Achalasia, a Guide to the Diagnostic Testing and Treatment Options

Achalasia disorder affects less than 200,000 Americans annually. As aresult, achalasia is classified as a rare esophageal disorder and is often misdiagnosed. With advances in technology and the availability of surgery, patients suffering from this painful condition may find relief when properly diagnosed, treated and have an understanding of the side effects and contraindications to the testing associated with diagnosing the achalasia disorder.

In recent years, achalasia has been treated through a surgical procedure, esophagomyotomy. This surgical approach, itself, attributes its success to the ability to decrease pressure in the lower sphincter of the esophagus. In patients with achalasia, food is unable to pass through to the stomach due to a deficiency or defect in the valve which separates the stomach and esophagus whereby the valve does not relax properly to allow food to pass into the stomach for digestion. The condition is also compounded by a further complication in which the nerve endings, within the esophagus, lie dormant or are understimulated. Research has shown achalasia may be a co-morbidity with other conditions such as cancer, parasite infection, general stomach smooth muscle deterioration or even a genetic disorder. Although not a guaranteed cure for achalasia, the esophagomyotomy does offer the patient a more improved life by reducing inflammation, coughing, symptoms of heartburn relating to smooth muscle pain, correcting nutritional deficiencies involving weight loss, anemia and relieving symptoms and co-morbid disorders such as regurgitation of food.

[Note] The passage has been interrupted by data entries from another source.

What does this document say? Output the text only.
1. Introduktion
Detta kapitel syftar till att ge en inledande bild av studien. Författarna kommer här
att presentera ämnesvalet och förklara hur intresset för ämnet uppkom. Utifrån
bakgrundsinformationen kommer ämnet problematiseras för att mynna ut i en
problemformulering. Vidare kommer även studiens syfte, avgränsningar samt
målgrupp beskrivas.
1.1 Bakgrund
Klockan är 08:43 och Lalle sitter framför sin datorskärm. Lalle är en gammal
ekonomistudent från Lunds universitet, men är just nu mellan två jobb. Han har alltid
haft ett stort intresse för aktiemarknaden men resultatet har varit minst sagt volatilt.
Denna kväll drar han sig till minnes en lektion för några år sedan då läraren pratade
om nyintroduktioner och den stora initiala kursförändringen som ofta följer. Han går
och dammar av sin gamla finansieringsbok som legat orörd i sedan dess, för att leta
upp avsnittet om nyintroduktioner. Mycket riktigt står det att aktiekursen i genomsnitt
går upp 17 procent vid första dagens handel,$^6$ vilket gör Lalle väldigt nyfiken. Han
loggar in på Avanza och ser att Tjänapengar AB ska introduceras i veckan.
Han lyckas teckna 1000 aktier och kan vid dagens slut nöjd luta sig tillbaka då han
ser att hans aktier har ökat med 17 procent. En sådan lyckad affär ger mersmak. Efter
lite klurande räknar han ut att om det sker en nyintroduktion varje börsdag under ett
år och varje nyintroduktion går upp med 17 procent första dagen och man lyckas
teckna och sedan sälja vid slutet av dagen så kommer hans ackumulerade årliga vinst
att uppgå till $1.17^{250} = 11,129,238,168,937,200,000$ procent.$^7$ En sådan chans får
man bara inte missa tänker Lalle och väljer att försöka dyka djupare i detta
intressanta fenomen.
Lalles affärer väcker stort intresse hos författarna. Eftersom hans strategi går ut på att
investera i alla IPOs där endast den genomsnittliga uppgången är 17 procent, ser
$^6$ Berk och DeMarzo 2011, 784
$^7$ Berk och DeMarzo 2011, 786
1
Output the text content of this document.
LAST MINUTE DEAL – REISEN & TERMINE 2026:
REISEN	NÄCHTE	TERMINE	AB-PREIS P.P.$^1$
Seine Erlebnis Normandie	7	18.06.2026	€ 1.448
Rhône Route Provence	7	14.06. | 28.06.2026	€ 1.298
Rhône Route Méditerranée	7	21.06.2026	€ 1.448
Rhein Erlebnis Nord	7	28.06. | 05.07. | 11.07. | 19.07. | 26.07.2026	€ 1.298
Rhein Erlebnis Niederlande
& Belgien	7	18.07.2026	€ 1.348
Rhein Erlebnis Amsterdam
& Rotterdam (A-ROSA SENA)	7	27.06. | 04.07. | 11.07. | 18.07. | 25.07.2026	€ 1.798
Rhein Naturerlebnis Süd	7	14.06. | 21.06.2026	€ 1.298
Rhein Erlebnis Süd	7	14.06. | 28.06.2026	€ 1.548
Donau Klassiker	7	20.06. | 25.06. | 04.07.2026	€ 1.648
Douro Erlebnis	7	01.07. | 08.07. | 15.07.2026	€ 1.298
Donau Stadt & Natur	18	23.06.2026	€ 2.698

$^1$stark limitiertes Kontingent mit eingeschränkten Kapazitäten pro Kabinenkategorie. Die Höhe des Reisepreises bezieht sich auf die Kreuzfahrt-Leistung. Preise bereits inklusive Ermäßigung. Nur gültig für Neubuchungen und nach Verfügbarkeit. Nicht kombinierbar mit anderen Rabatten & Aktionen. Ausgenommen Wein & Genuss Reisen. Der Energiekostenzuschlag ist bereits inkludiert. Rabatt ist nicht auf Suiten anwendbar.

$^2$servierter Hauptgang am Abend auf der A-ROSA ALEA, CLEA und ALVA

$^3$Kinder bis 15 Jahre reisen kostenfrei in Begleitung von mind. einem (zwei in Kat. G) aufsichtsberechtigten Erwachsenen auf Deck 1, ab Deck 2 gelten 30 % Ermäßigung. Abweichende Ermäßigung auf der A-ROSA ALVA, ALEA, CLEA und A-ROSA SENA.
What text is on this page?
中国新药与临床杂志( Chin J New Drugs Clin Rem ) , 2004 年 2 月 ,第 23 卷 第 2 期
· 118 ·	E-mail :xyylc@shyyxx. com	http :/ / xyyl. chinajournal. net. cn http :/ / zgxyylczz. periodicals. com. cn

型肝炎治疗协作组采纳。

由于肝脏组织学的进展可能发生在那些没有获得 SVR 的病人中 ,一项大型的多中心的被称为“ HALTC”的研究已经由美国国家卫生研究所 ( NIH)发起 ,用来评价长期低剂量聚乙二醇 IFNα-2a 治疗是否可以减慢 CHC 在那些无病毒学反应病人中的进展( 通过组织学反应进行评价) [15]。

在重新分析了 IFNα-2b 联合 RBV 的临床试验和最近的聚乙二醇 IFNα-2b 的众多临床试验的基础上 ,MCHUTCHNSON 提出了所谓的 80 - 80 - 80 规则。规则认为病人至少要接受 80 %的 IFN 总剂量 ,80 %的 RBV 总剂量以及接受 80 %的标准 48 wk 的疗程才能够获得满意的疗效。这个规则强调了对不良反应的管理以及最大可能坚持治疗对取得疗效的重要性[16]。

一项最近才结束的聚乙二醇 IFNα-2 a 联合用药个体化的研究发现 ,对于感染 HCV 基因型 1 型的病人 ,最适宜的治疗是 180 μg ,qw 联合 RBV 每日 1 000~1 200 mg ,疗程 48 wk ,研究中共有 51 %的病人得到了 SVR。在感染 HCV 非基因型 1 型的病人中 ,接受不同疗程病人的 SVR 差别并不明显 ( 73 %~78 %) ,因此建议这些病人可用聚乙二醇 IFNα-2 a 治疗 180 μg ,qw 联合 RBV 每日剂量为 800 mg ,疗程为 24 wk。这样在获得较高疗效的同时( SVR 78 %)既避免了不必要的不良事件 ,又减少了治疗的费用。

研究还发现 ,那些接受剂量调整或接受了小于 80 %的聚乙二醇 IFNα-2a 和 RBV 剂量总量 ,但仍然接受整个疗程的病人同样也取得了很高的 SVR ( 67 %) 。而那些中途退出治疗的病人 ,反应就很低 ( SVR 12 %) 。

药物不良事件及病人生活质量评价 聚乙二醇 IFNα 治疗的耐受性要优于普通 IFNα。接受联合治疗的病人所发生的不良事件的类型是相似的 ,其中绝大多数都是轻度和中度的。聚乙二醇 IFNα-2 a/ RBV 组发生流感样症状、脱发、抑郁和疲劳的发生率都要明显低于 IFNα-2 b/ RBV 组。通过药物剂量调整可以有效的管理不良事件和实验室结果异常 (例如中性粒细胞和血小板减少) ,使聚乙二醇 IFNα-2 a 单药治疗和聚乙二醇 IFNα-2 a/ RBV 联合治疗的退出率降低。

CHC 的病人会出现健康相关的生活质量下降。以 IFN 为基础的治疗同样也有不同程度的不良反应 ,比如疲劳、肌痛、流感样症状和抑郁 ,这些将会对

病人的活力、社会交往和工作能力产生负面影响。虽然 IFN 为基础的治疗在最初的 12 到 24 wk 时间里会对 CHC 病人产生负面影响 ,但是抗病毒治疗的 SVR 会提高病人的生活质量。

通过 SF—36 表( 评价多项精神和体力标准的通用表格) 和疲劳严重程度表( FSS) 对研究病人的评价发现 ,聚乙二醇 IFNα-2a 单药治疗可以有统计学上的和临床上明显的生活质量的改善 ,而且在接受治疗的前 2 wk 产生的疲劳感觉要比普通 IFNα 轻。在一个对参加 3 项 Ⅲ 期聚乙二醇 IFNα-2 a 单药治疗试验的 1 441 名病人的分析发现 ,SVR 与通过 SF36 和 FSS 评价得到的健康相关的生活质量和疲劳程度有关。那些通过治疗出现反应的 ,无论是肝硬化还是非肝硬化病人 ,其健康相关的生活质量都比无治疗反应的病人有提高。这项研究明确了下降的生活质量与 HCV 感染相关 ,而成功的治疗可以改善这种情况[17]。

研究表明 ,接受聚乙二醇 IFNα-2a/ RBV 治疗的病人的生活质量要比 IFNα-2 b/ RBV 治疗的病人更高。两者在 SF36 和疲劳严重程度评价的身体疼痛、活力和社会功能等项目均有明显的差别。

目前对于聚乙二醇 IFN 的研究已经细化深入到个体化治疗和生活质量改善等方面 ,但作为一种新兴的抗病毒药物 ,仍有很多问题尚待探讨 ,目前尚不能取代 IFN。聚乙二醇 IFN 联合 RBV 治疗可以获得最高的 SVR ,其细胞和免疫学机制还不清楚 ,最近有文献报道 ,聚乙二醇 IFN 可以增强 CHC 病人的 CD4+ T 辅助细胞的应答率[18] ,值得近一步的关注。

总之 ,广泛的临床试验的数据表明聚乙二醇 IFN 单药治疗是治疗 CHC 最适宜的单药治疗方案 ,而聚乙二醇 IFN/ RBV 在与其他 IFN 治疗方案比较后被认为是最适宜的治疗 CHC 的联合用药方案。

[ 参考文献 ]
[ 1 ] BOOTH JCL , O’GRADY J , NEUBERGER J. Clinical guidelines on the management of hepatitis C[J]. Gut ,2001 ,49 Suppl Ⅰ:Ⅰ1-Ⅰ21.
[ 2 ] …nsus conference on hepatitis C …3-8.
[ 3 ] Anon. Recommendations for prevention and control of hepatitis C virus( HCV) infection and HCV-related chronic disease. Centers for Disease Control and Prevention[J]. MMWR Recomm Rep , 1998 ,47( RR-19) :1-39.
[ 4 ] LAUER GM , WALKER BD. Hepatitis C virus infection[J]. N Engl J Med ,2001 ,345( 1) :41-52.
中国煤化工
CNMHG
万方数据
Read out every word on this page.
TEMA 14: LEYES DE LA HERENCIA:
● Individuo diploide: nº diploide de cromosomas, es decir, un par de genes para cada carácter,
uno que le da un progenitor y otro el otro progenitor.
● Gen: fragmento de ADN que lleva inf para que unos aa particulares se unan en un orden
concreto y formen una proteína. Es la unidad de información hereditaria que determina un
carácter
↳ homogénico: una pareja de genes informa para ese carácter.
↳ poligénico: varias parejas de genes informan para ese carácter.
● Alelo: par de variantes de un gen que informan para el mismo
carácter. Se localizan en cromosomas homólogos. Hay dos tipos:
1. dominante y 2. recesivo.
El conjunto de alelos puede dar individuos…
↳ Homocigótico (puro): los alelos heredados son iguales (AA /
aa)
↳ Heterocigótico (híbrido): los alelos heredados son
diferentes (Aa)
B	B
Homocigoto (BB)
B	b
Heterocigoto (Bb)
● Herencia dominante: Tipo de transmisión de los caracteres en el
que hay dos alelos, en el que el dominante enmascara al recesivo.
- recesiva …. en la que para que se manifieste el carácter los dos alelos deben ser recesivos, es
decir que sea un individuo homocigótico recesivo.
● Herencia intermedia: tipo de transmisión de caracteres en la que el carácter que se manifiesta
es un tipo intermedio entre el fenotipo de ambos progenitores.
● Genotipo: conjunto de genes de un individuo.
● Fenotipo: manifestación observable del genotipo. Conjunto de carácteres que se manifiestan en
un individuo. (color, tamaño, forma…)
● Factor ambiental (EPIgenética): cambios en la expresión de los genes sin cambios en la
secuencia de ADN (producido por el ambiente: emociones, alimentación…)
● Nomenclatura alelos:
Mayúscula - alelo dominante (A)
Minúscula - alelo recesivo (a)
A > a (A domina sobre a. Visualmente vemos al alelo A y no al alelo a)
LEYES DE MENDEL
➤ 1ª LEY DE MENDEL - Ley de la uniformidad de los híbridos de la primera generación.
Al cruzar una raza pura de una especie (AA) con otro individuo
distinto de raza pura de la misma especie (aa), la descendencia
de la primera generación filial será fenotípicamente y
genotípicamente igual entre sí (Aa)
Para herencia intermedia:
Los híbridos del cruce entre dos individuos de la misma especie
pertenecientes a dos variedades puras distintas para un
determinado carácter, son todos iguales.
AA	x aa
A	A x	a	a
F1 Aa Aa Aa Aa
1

Diagnosing achalasia involves an esphogeal manometry diagnostic test however most physicians will begin with an upper a GI study to rule out underlying causes for the patient’s symptoms. When esphogeal manometry is ordered, the physician will probe the esophagus using a catheter, to measure esophagus pressures and contractions. The test will examine the action of the lower esophagus sphincter which is the main culprit responsible for the deficiency found in achalasia patients. The test can be performed on individuals of any age, including newborn children.

As with any diagnostic procedure, the esophageal manometry is not a procedure without complications. However the complications are rare and may not outweigh the benefits of completing the study. While performing the procedure, your physician will monitor for such complications as excessive saliva as this may increase the likelihood of aspiration which will potentially lead to a disorder of the lungs including aspiration pneumonia.

Should the esophageal manometry text prove positive your physician will, at this point, recommend the surgical procedure, esophagomyotomy.

As stated, the esophageal manometry testing provides some risks to the patient however, the risks do not outweigh the benefits of the procedure and he potential for relieving symptoms. When considering a diagnostic procedure, consult your physician regarding the side effects and, although not guaranteed to result in a true diagnosis of achalasia, the esophageal manometry has been proven to be the best technology available for diagnosis and, potentially, discussing resolution of achalasia symptoms.